Where to find each input
To keep this practical, here’s where you typically get each input—and what changes in your results when you update it.
| Input | Where to find it in your materials | What changes when you update it |
|---|---|---|
| Settlement amount (total gross) | Settlement draft, term sheet, demand/offer figures | A higher total can increase periodic payment capacity (and/or the amount available for any upfront component) under the calculator’s assumptions |
| Payment structure choice | Proposed settlement terms (lump sum vs. annuity-like payments) | Changes payment frequency and duration assumptions, which affects the computed payment sizing |
| Number of installments / end date | Term sheet or settlement framework | Extending duration generally reduces each periodic payment (to fit within the same total) |
| Start date | Proposed first payment timing in the settlement outline | Shifts the schedule timeline; may affect present-value alignment if the tool uses discounting |
| Discount / interest assumptions | Carrier proposals, broker quotes, internal assumptions | Higher assumed rate can reduce required periodic amounts; lower rate can increase them (depending on the tool’s method) |
| Timing convention (beginning/end of period) | DocketMath setting or settlement convention | May slightly shift computed equivalence and payment sizing |
| Special payment terms | Settlement draft language | Can materially change payment amounts over time (e.g., step-ups) |
| Delaware timing context (planning) | Delaware limitation reference for baseline deadlines | Helps you sequence negotiation/documentation and internal readiness around a deadline baseline—not to compute payment amounts |
For the Delaware timing context, anchor the baseline to:
- General SOL Period: 2 years
- General Statute: **Title 11, §205(b)(3)
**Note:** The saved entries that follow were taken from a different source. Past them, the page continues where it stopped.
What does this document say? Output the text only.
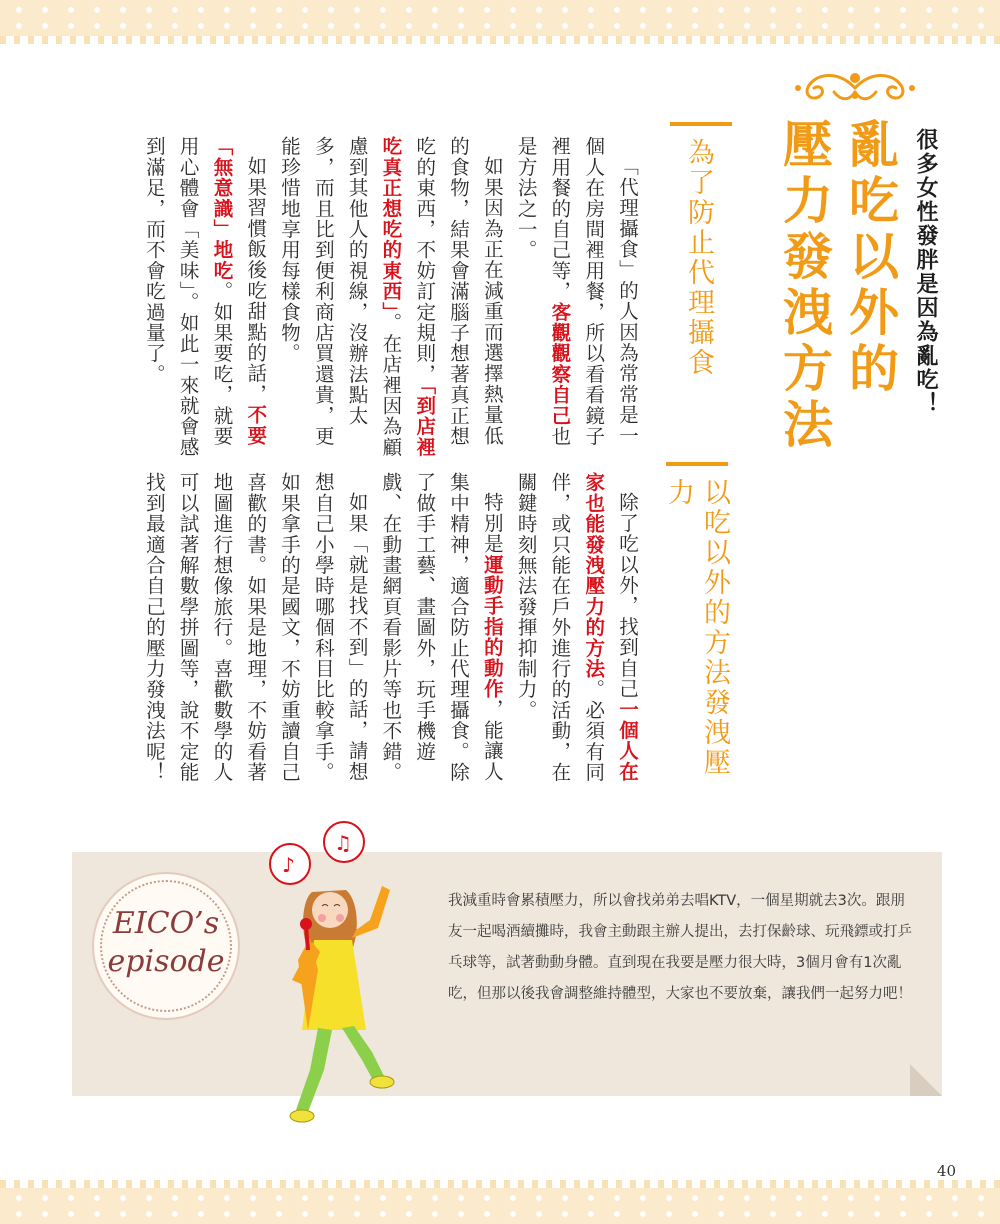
很多女性發胖是因為亂吃！
亂吃以外的
壓力發洩方法
為了防止代理攝食

「代理攝食」的人因為常常是一個人在房間裡用餐，所以看看鏡子裡用餐的自己等，客觀觀察自己也是方法之一。

如果因為正在減重而選擇熱量低的食物，結果會滿腦子想著真正想吃的東西，不妨訂定規則，「到店裡吃真正想吃的東西」。在店裡因為顧慮到其他人的視線，沒辦法點太多，而且比到便利商店買還貴，更能珍惜地享用每樣食物。

如果習慣飯後吃甜點的話，不要「無意識」地吃。如果要吃，就要用心體會「美味」。如此一來就會感到滿足，而不會吃過量了。

以吃以外的方法發洩壓力

除了吃以外，找到自己一個人在家也能發洩壓力的方法。必須有同伴，或只能在戶外進行的活動，在關鍵時刻無法發揮抑制力。

特別是運動手指的動作，能讓人集中精神，適合防止代理攝食。除了做手工藝、畫圖外，玩手機遊戲、在動畫網頁看影片等也不錯。

如果「就是找不到」的話，請想想自己小學時哪個科目比較拿手。如果拿手的是國文，不妨重讀自己喜歡的書。如果是地理，不妨看著地圖進行想像旅行。喜歡數學的人可以試著解數學拼圖等，說不定能找到最適合自己的壓力發洩法呢！

EICO’s
episode
♪
♫

我減重時會累積壓力，所以會找弟弟去唱KTV，一個星期就去3次。跟朋友一起喝酒續攤時，我會主動跟主辦人提出，去打保齡球、玩飛鏢或打乒乓球等，試著動動身體。直到現在我要是壓力很大時，3個月會有1次亂吃，但那以後我會調整維持體型，大家也不要放棄，讓我們一起努力吧！

40
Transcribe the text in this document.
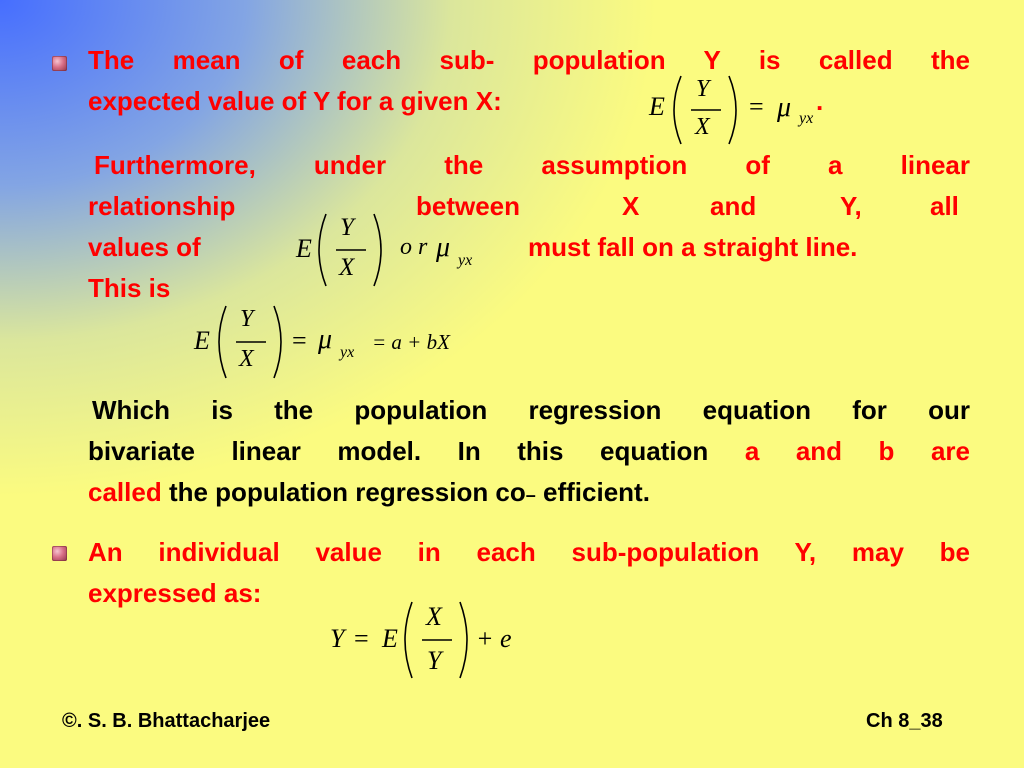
The mean of each sub- population Y is called the

expected value of Y for a given X:	E
Y
X
= μ yx
.

Furthermore, under the assumption of a linear

relationship	between	X	and	Y,	all
values of	must fall on a straight line.
This is
E
Y
X
o r μ yx
E
Y
X
= μ yx = a + bX

Which is the population regression equation for our

bivariate linear model. In this equation a and b are

called the population regression co– efficient.

An individual value in each sub-population Y, may be

expressed as:

Y = E
X
Y
+ e
©. S. B. Bhattacharjee	Ch 8_38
Because you’re using this as a planning overlay, it’s helpful to track it alongside settlement milestones (agreement date, documentation, funding steps), even though the calculator primarily focuses on structure math.
Run it
Once you’ve gathered the inputs above, you’re ready to run DocketMath’s Structured Settlement calculator.
Open the tool
- Go to: ** /tools/structured-settlement
Enter the settlement amount
- Use the total gross settlement figure you want structured (as expected by the calculator).
Choose the payment structure settings
- Set payment frequency and decide whether there’s an upfront amount.
Set the payment timing
- Add the payment start date.
- Add either the end date or the number of installments, depending on what the calculator requests.
Apply your assumptions
- Enter the discount/interest assumption if prompted.
- Confirm the timing convention (beginning vs. end of period) if the tool provides it.
Review outputs
- Look for:
- The computed periodic payment amount(s)
- The scheduled timeline
- Any reconciliation showing the structure matches the total under the tool’s assumptions
Run comparison scenarios
- Test “what if” options to understand tradeoffs:
- Scenario A: longer duration → typically smaller periodic payments
- Scenario B: shorter duration → typically larger periodic payments
- Scenario C: different discount/interest assumption → payment sizing can change
Pitfall to avoid: don’t unknowingly mix net settlement numbers with a calculator that expects a gross settlement (or vice versa). If your draft includes deductions, fees, or offsets, confirm whether the structured amount should be entered as the gross figure or the allocated figure the tool is designed to match.
Finally, keep Delaware’s limitation period in the background for planning. The general/default period is 2 years under 11 Del. C. §205(b)(3), and the available information here does not identify a claim-type-specific sub-rule—so treat it as the baseline timing assumption, not a guarantee of how every case will proceed.